I have been on pytorch forums and it seems it does not let you change that behaviour. You get a sum or a mean and that is it.

It is possible, though, to get these per sample gradients but you will need to calculate and keep he gradient of the loss w.r.t. the activations and also keep hidden layers values (Goodfellow 2015).

I was wondering how could I do that with callbacks. My main concern is how to get this gradient w.r.t. activations, which seems something you would add in forward. But there is no fastai forward callback, is there?

Any suggestions?

Diganta · September 19, 2019, 8:20pm

You should take a look at this paper - https://arxiv.org/abs/1909.01440
Although it doesn’t exactly answer your question but I believe you’ll get some good insights from this.
The GitHub of this paper is also public.

fredguth · September 19, 2019, 10:35pm

Thanks for the suggestion.

I actually know how to calculate the per sample gradients from sum of gradients using https://arxiv.org/abs/1510.01799.
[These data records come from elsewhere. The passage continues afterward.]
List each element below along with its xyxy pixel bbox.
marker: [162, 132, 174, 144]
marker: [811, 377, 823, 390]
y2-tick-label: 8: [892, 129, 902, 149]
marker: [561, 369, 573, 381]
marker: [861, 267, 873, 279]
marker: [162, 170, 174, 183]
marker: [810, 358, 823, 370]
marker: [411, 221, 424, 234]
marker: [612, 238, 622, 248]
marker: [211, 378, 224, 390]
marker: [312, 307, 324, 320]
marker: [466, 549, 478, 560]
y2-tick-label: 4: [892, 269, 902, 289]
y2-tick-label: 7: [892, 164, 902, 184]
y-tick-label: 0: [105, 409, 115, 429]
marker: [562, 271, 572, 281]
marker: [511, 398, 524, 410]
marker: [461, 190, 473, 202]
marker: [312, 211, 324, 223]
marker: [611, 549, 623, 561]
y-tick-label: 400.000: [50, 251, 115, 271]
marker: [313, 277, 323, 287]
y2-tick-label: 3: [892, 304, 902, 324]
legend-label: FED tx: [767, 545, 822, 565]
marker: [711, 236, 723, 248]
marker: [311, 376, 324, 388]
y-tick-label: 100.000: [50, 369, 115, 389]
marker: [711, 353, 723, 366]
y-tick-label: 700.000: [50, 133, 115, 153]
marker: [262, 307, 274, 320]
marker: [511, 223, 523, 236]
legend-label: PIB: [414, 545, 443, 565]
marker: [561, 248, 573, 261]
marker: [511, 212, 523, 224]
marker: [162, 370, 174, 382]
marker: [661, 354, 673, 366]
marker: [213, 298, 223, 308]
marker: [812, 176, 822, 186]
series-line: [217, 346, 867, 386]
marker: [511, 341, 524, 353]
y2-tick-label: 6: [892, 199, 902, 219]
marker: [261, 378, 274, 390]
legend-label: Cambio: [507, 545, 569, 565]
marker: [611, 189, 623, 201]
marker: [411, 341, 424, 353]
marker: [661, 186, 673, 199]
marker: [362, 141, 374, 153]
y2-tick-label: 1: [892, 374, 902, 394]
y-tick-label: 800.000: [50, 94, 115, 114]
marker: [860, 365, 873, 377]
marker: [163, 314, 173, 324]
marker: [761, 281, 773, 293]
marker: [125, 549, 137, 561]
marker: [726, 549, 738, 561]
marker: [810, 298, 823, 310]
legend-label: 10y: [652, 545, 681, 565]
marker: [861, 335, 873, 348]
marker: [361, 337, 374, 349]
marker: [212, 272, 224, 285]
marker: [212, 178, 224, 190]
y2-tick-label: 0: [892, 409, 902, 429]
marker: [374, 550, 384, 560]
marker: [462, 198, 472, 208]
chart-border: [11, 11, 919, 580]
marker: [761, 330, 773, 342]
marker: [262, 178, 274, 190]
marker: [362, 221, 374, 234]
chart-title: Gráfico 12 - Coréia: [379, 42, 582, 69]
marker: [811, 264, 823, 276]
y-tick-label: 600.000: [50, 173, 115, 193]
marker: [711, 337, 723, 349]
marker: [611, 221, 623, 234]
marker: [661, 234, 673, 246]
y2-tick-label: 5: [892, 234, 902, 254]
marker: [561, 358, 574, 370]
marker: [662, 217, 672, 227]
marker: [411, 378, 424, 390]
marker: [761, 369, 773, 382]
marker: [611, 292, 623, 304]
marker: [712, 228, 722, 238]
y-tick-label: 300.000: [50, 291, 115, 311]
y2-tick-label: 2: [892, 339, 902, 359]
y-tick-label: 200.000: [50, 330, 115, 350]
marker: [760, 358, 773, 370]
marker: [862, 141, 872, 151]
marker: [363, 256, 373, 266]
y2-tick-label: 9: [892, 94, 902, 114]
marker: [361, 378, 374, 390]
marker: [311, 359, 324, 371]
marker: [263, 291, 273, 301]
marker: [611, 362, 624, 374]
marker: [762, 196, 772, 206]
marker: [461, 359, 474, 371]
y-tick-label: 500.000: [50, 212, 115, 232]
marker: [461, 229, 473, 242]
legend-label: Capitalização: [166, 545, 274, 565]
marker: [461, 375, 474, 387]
What I don’t know is how to compute the gradient w.r.t the activations in the forward. I was looking for the use of hooks in fastai and decided to watch lessons 10 and 12 v3 (2019). Now, I think I may not need to use this trick… because in the Mixup Callback the loss is computed per sample as I need. I will try that. It is interesting that in the pyTorch forums there is a lot of conversation on this subject and nobody mentioned that you can change the loss reduction to None, what I expect will return the gradients in a tensor, not summed up, as I want.